Marta Musik

SignalFx, a Splunk company | Poland

BIO: I work at SignalFx, a Splunk company, as a Software Engineer, where I implement monitoring features for various cloud services. Prior to that, I worked in Motorola Solutions, contributing to mission-critical public safety software. For the last 8 years, I’ve been writing mostly in Java and javascript (node.js) and automating various processes around CI/CD. I have struggled with monitoring cloud-hosted microservices myself, so now I write tools to lighten this burden for other developers. In my role as an engineer dealing mainly with cloud integrations, I consider keeping up with changing tools and shifting paradigms (and helping other developers to do so) to be one of the biggest challenges of my job.

TALK: 5 reasons why teams don’t buy in the observability hype

Session level: intermediate

Many articles on observability express the opinion that observability is yet another buzzword concocted only because people in software companies got bored with monitoring and logs.
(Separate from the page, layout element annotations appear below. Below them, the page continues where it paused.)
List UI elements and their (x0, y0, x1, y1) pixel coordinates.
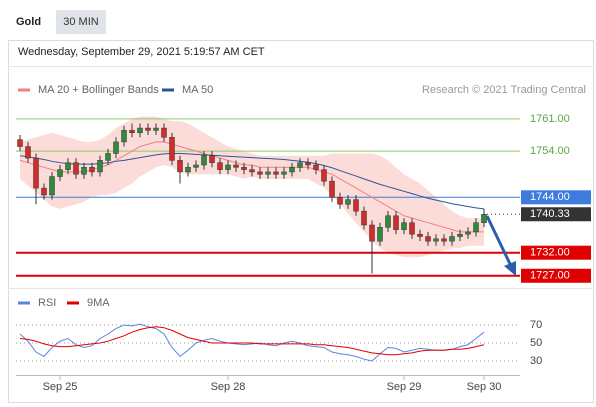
candle-body (337, 197, 343, 205)
x-tick-label: Sep 28 (211, 381, 246, 393)
candle-body (457, 233, 463, 237)
candle-body (129, 130, 135, 133)
candle-body (441, 238, 447, 242)
level-label: 1744.00 (530, 191, 570, 203)
candle-body (89, 167, 95, 173)
plot-area: 1761.00 1754.00 1744.00 1732.00 1727.00 MA 20… (16, 84, 591, 393)
timestamp: Wednesday, September 29, 2021 5:19:57 AM… (18, 46, 265, 58)
candle-body (25, 146, 31, 159)
candle-body (217, 162, 223, 170)
candle-body (465, 231, 471, 235)
candle-body (393, 215, 399, 230)
candle-body (41, 187, 47, 196)
candle-body (345, 199, 351, 205)
price-label: 1740.33 (530, 208, 570, 220)
legend-swatch (18, 88, 30, 92)
candle-body (297, 162, 303, 168)
interval: 30 MIN (63, 16, 99, 28)
candle-body (33, 157, 39, 189)
candle-body (305, 162, 311, 166)
candle-body (417, 233, 423, 237)
x-tick-label: Sep 29 (387, 381, 422, 393)
x-tick-label: Sep 30 (467, 381, 502, 393)
indicator-line (19, 323, 485, 362)
candle-body (145, 127, 151, 131)
candle-body (201, 155, 207, 166)
candle-body (369, 224, 375, 242)
price-label-box (521, 207, 591, 222)
level-label: 1761.00 (530, 113, 570, 125)
candle-body (161, 127, 167, 138)
forecast-arrow (485, 215, 513, 267)
legend-swatch (18, 301, 30, 305)
candle-body (409, 222, 415, 235)
candle-body (169, 137, 175, 161)
candle-body (385, 215, 391, 228)
legend-swatch (67, 301, 79, 305)
candle-body (97, 160, 103, 173)
level-label: 1732.00 (530, 247, 570, 259)
candle-body (473, 222, 479, 233)
credit: Research © 2021 Trading Central (422, 84, 586, 96)
candle-body (49, 176, 55, 196)
candle-body (425, 236, 431, 242)
y-tick-label: 50 (530, 337, 542, 349)
candle-body (177, 160, 183, 173)
legend-label: 9MA (87, 297, 110, 309)
symbol: Gold (16, 16, 41, 28)
candle-body (249, 169, 255, 173)
level-label-box (521, 268, 591, 283)
candle-body (449, 236, 455, 242)
candle-body (209, 155, 215, 163)
candle-body (185, 167, 191, 173)
candle-body (121, 130, 127, 143)
candle-body (17, 139, 23, 147)
candle-body (241, 167, 247, 170)
level-label-box (521, 190, 591, 205)
candle-body (273, 171, 279, 175)
candle-body (281, 171, 287, 175)
legend-label: MA 20 + Bollinger Bands (38, 84, 159, 96)
candle-body (105, 153, 111, 161)
candle-body (225, 164, 231, 170)
candle-body (433, 238, 439, 242)
candle-body (137, 127, 143, 133)
bollinger-band (20, 116, 484, 258)
candle-body (289, 167, 295, 173)
indicator-line (19, 326, 485, 356)
legend-label: MA 50 (182, 84, 213, 96)
candle-body (73, 162, 79, 175)
legend-label: RSI (38, 297, 56, 309)
candle-body (481, 213, 487, 223)
x-tick-label: Sep 25 (43, 381, 78, 393)
candle-body (329, 180, 335, 198)
candle-body (233, 164, 239, 168)
y-tick-label: 30 (530, 355, 542, 367)
candle-body (361, 210, 367, 226)
candle-body (65, 162, 71, 170)
candle-body (265, 171, 271, 175)
forecast-arrowhead (504, 261, 516, 276)
candle-body (113, 141, 119, 154)
candle-body (321, 169, 327, 182)
candle-body (57, 169, 63, 177)
candle-body (257, 171, 263, 175)
candle-body (193, 164, 199, 168)
level-label: 1754.00 (530, 145, 570, 157)
candle-body (377, 227, 383, 242)
candle-body (313, 164, 319, 170)
interval-badge (56, 10, 106, 34)
card-border (8, 40, 594, 403)
legend-swatch (162, 88, 174, 92)
candle-body (153, 127, 159, 131)
candle-body (81, 167, 87, 175)
level-label-box (521, 245, 591, 260)
level-label: 1727.00 (530, 270, 570, 282)
y-tick-label: 70 (530, 319, 542, 331)
candle-body (401, 222, 407, 230)
candle-body (353, 199, 359, 212)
Guess what: calling it “observability” didn’t help. Now we are bored and fatigued with observability requirements, despite having observability related tasks all over our backlogs: adding new metrics, trying to understand what just happened in a system, cleaning up logs, debugging issues in production, fixing dashboards (isn’t that third time this month?). Does the work around observability really need to be tedious, boring and repetitive?
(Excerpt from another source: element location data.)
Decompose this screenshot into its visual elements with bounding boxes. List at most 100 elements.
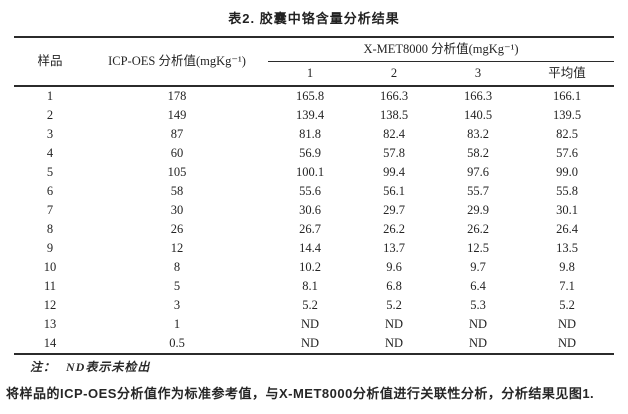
cell-v3: 55.7 (467, 184, 489, 198)
cell-v3: ND (468, 317, 488, 331)
table-body: 1 178 165.8 166.3 166.3 166.1 2 149 139.4 138.5 14… (14, 86, 614, 354)
cell-v2: 29.7 (383, 203, 405, 217)
column-header-sample: 样品 (37, 54, 63, 68)
cell-avg: 30.1 (556, 203, 578, 217)
cell-icp: 149 (167, 108, 187, 122)
cell-avg: 13.5 (556, 241, 578, 255)
cell-v2: 26.2 (383, 222, 405, 236)
column-subheader-average: 平均值 (548, 66, 586, 80)
cell-v1: 5.2 (302, 298, 318, 312)
cell-icp: 5 (173, 279, 181, 293)
cell-v3: 9.7 (470, 260, 486, 274)
table-title: 表2. 胶囊中铬含量分析结果 (228, 11, 400, 26)
cell-avg: 9.8 (559, 260, 575, 274)
cell-avg: 82.5 (556, 127, 578, 141)
column-header-icp-oes: ICP-OES 分析值(mgKg⁻¹) (108, 54, 246, 68)
column-subheader-1: 1 (306, 66, 314, 80)
column-subheader-3: 3 (474, 66, 482, 80)
cell-sample: 8 (46, 222, 54, 236)
table-footnote: 注： ND表示未检出 (14, 358, 614, 375)
table-row: 9 12 14.4 13.7 12.5 13.5 (14, 239, 614, 258)
table-row: 1 178 165.8 166.3 166.3 166.1 (14, 86, 614, 106)
cell-icp: 87 (170, 127, 184, 141)
cell-icp: 30 (170, 203, 184, 217)
table-row: 10 8 10.2 9.6 9.7 9.8 (14, 258, 614, 277)
cell-sample: 11 (43, 279, 57, 293)
cell-v2: 166.3 (379, 89, 409, 103)
cell-v1: 81.8 (299, 127, 321, 141)
table-row: 12 3 5.2 5.2 5.3 5.2 (14, 296, 614, 315)
table-row: 13 1 ND ND ND ND (14, 315, 614, 334)
cell-sample: 5 (46, 165, 54, 179)
table-row: 8 26 26.7 26.2 26.2 26.4 (14, 220, 614, 239)
cell-v1: 10.2 (299, 260, 321, 274)
cell-v1: 30.6 (299, 203, 321, 217)
table-row: 4 60 56.9 57.8 58.2 57.6 (14, 144, 614, 163)
cell-icp: 8 (173, 260, 181, 274)
cell-v1: 14.4 (299, 241, 321, 255)
cell-v1: 56.9 (299, 146, 321, 160)
cell-avg: 139.5 (552, 108, 582, 122)
cell-v3: 12.5 (467, 241, 489, 255)
body-paragraph: 将样品的ICP-OES分析值作为标准参考值，与X-MET8000分析值进行关联性… (6, 386, 595, 401)
table-row: 6 58 55.6 56.1 55.7 55.8 (14, 182, 614, 201)
table-row: 3 87 81.8 82.4 83.2 82.5 (14, 125, 614, 144)
cell-sample: 14 (43, 336, 57, 350)
cell-v3: 166.3 (463, 89, 493, 103)
cell-v1: 139.4 (295, 108, 325, 122)
cell-v3: 58.2 (467, 146, 489, 160)
cell-v2: 138.5 (379, 108, 409, 122)
cell-icp: 0.5 (169, 336, 185, 350)
cell-v3: 83.2 (467, 127, 489, 141)
cell-icp: 105 (167, 165, 187, 179)
cell-v2: 56.1 (383, 184, 405, 198)
cell-v2: 9.6 (386, 260, 402, 274)
cell-v2: ND (384, 336, 404, 350)
cell-v1: ND (300, 317, 320, 331)
table-row: 7 30 30.6 29.7 29.9 30.1 (14, 201, 614, 220)
cell-v3: 6.4 (470, 279, 486, 293)
cell-v1: 165.8 (295, 89, 325, 103)
cell-v1: 55.6 (299, 184, 321, 198)
cell-avg: 166.1 (552, 89, 582, 103)
cell-avg: 26.4 (556, 222, 578, 236)
cell-icp: 3 (173, 298, 181, 312)
column-subheader-2: 2 (390, 66, 398, 80)
cell-icp: 58 (170, 184, 184, 198)
cell-v1: 100.1 (295, 165, 325, 179)
cell-icp: 1 (173, 317, 181, 331)
cell-sample: 4 (46, 146, 54, 160)
table-row: 5 105 100.1 99.4 97.6 99.0 (14, 163, 614, 182)
cell-avg: 57.6 (556, 146, 578, 160)
footnote-text: ND表示未检出 (66, 360, 151, 374)
cell-v3: ND (468, 336, 488, 350)
cell-v3: 140.5 (463, 108, 493, 122)
column-header-xmet8000-group: X-MET8000 分析值(mgKg⁻¹) (268, 37, 614, 62)
cell-v2: 82.4 (383, 127, 405, 141)
cell-v3: 5.3 (470, 298, 486, 312)
cell-v2: 5.2 (386, 298, 402, 312)
cell-v1: 26.7 (299, 222, 321, 236)
cell-avg: 55.8 (556, 184, 578, 198)
table-row: 2 149 139.4 138.5 140.5 139.5 (14, 106, 614, 125)
cell-avg: ND (557, 317, 577, 331)
cell-sample: 12 (43, 298, 57, 312)
cell-icp: 60 (170, 146, 184, 160)
cell-avg: 7.1 (559, 279, 575, 293)
footnote-label: 注： (30, 360, 57, 374)
cell-v2: 99.4 (383, 165, 405, 179)
cell-sample: 6 (46, 184, 54, 198)
table-row: 14 0.5 ND ND ND ND (14, 334, 614, 354)
cell-avg: ND (557, 336, 577, 350)
results-table: 样品 ICP-OES 分析值(mgKg⁻¹) X-MET8000 分析值(mgK… (14, 36, 614, 355)
cell-v2: 6.8 (386, 279, 402, 293)
cell-sample: 10 (43, 260, 57, 274)
cell-sample: 9 (46, 241, 54, 255)
cell-icp: 12 (170, 241, 184, 255)
cell-sample: 13 (43, 317, 57, 331)
cell-sample: 1 (46, 89, 54, 103)
table-row: 11 5 8.1 6.8 6.4 7.1 (14, 277, 614, 296)
cell-v1: 8.1 (302, 279, 318, 293)
cell-icp: 178 (167, 89, 187, 103)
In this talk, I will discuss a typical observability stack for microservices, built around an exemplary dockerized application in Java (running on Google Kubernetes Engine). I will demonstrate the challenges around monitoring such as problems with time-series churn, high cardinality labeling, sparse metrics and downsides of sampling. I will share my struggles trying to fulfil observability requirements – both from the point of view of the developer who tries to keep their code uncluttered, and of an architect who tries to design the stack to provide the required level of observability but, at the same time, not have half of the team constantly fight the tooling. I will propose some solutions and discuss if “observability as code” is here to rescue.

Takeaways

  • You won’t get observability by accident or as a byproduct. In highly dynamic and complex environment, achieving observability can be difficult.
  • Many teams deal with similar problems implementing monitoring and tracing. Even simply knowing the concepts and the vocabulary to describe common challenges can help you find and evaluate solutions.
  • The observability tooling supports automation. With scale, there comes a time to use it.